Considering this, entrepreneurs must learn how to interpret the results of their research on competition when it produces no threats. Assuming that no threats were identified and that your research methodology was solid, you must take your market research to the next level, which includes discovering specific reasons that an idea has no competitors. The most common and important reason is that the idea isn’t good. The four most common reasons that a business idea is unfeasible and therefore has no competitors in the market are as follows:
1. No demand exists for the product. For example, due to low demand, the DeLorean, a futuristic sports car that debuted in 1981, was a failure. In fact, few people today know that the DeLorean was indeed a real car and not just a fictitious, flying car in the popular Back to the Future movie series, which began four years later. Apparently, when the DeLorean hit the market, there was little demand for an overpriced sports car that went from 0 to 60 mph in a slow 10.5 seconds. The magazine Road and Track gave the car a poor review, saying, “It’s not a barn burner.” Perhaps the Back to the Future series was on to something—if only the makers of the DeLorean could go back in time and warn themselves that their invention would be a flop because of lack of demand.

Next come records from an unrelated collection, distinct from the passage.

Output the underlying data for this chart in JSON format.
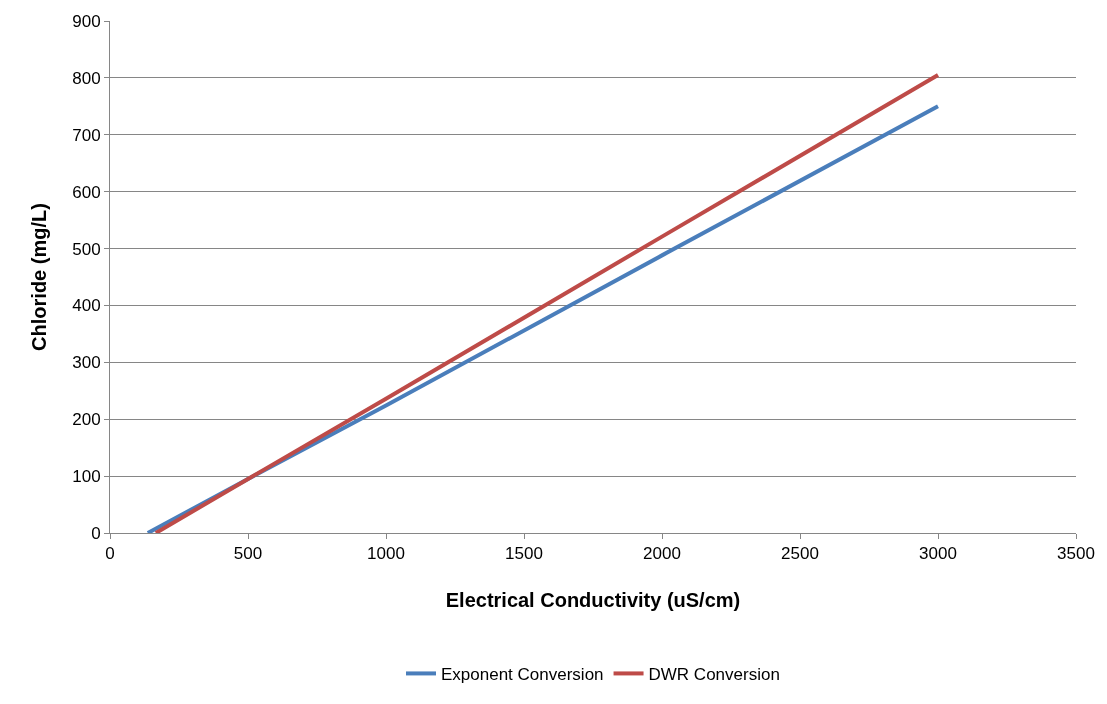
{
  "chart_data": {
    "type": "line",
    "xlabel": "Electrical Conductivity (uS/cm)",
    "ylabel": "Chloride (mg/L)",
    "xlim": [
      0,
      3500
    ],
    "xticks": [
      0,
      500,
      1000,
      1500,
      2000,
      2500,
      3000,
      3500
    ],
    "ylim": [
      0,
      900
    ],
    "yticks": [
      0,
      100,
      200,
      300,
      400,
      500,
      600,
      700,
      800,
      900
    ],
    "grid": "y",
    "legend": "bottom",
    "marker": "none",
    "line_style": "solid",
    "series": [
      {
        "name": "Exponent Conversion",
        "color": "#4a7ebb",
        "x": [
          137,
          500,
          1000,
          2000,
          3000
        ],
        "values": [
          0,
          95,
          224,
          488,
          750
        ]
      },
      {
        "name": "DWR Conversion",
        "color": "#be4b48",
        "x": [
          166,
          500,
          1000,
          2000,
          3000
        ],
        "values": [
          0,
          95,
          236,
          521,
          805
        ]
      }
    ]
  }
}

2. The market is too small. Perhaps the most recent surprising example of a market being too small is the story of the Segway, the two-wheeled electric vehicle that was all the excitement before its launch in 2001. What was once the most anticipated invention to the hit the market is now all but a complete failure. The company that produces the vehicle expected sales to reach as much as one hundred thousand units within the first thirteen months, but it didn’t even come close. In a stark contrast to company expectations, only about thirty thousand Segways were sold between 2001 and 2007. Segway greatly overestimated the market size for its new category of vehicle, and thus its signature product has become a novelty, not the revolutionary means of transportation it was proclaimed to be.

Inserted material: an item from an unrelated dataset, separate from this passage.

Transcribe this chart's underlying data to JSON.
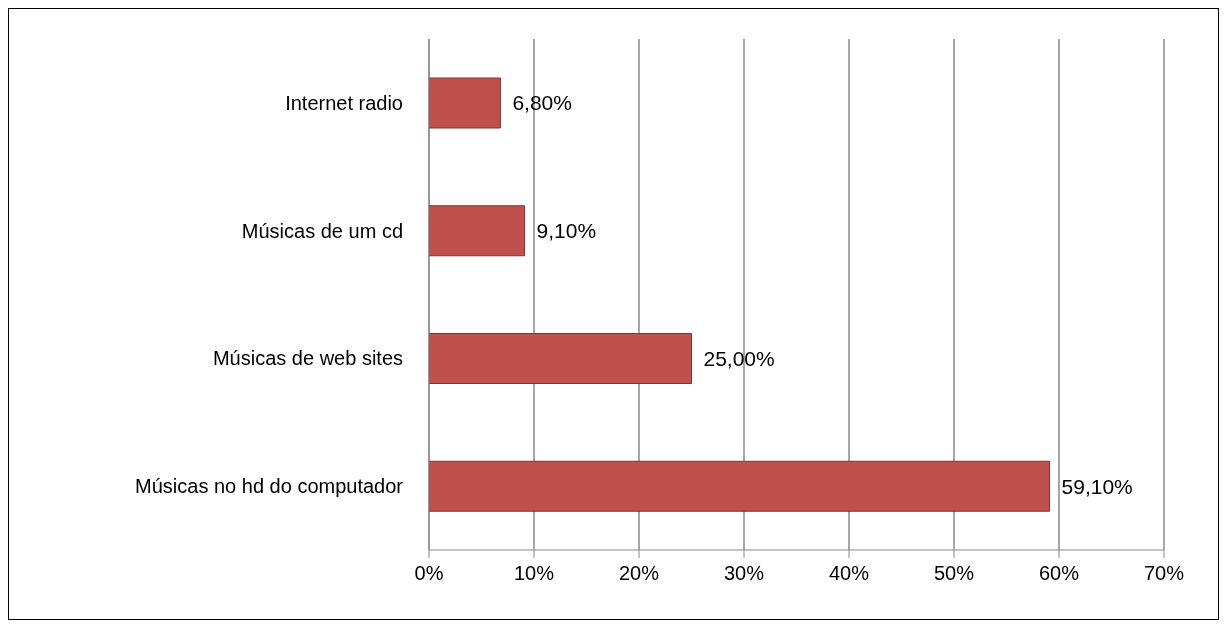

3. The business is not profitable. How long is too long to wait for profits? Two years? Five? Ten? Well, for the hipster car-rental company Zipcar, the wait for profits will have to be longer than twelve years. The company has yet to make a profit since its founding in 2000, and it doesn’t look like profits will arrive any time soon. According to The New York Times, Zipcar has accumulated losses of $65.4 million, including a net loss of $14.7 million in 2010. How long one should wait to reap profits is debatable, but what isn’t debatable is the fact that profits are an important measure of success. After all, you are in business to make a profit. At some point you run out of possible adjustments or lose hope that the market will develop. A business that isn’t profitable, let alone not profitable for twelve years, is a red flag.
4. The barriers to entry are too great. The pharmaceutical industry in the United States has quite a few high hurdles that make it difficult to enter into the enormous drug market. Perhaps one of the biggest and most unpredictable hurdles is the Food and Drug Administration, a government agency that approves and regulates new drugs. In 2011, Contrave, a weight-loss drug developed by Orexigen Therapeutics, was denied FDA approval—a huge blow to the company. According to The New York Times, the FDA told the drugmaker that to win approval it must first do a long-term study to demonstrate that the drug does not raise the risk of heart attacks. Hundreds of millions of dollars are at stake as the company regroups. Investors hope to get the drug approved as soon as possible to recoup their investments. To that the FDA would reply, “Fat chance!”
In short, no competition probably means you have a bad business idea on your hands. There are several reasons for bad business ideas, but these four are quite common and useful to remember, especially when analyzing a barren marketplace. Therefore, each one warrants your special attention. Often what looks like a harmless path to success is really a dangerous path leading you right off a cliff.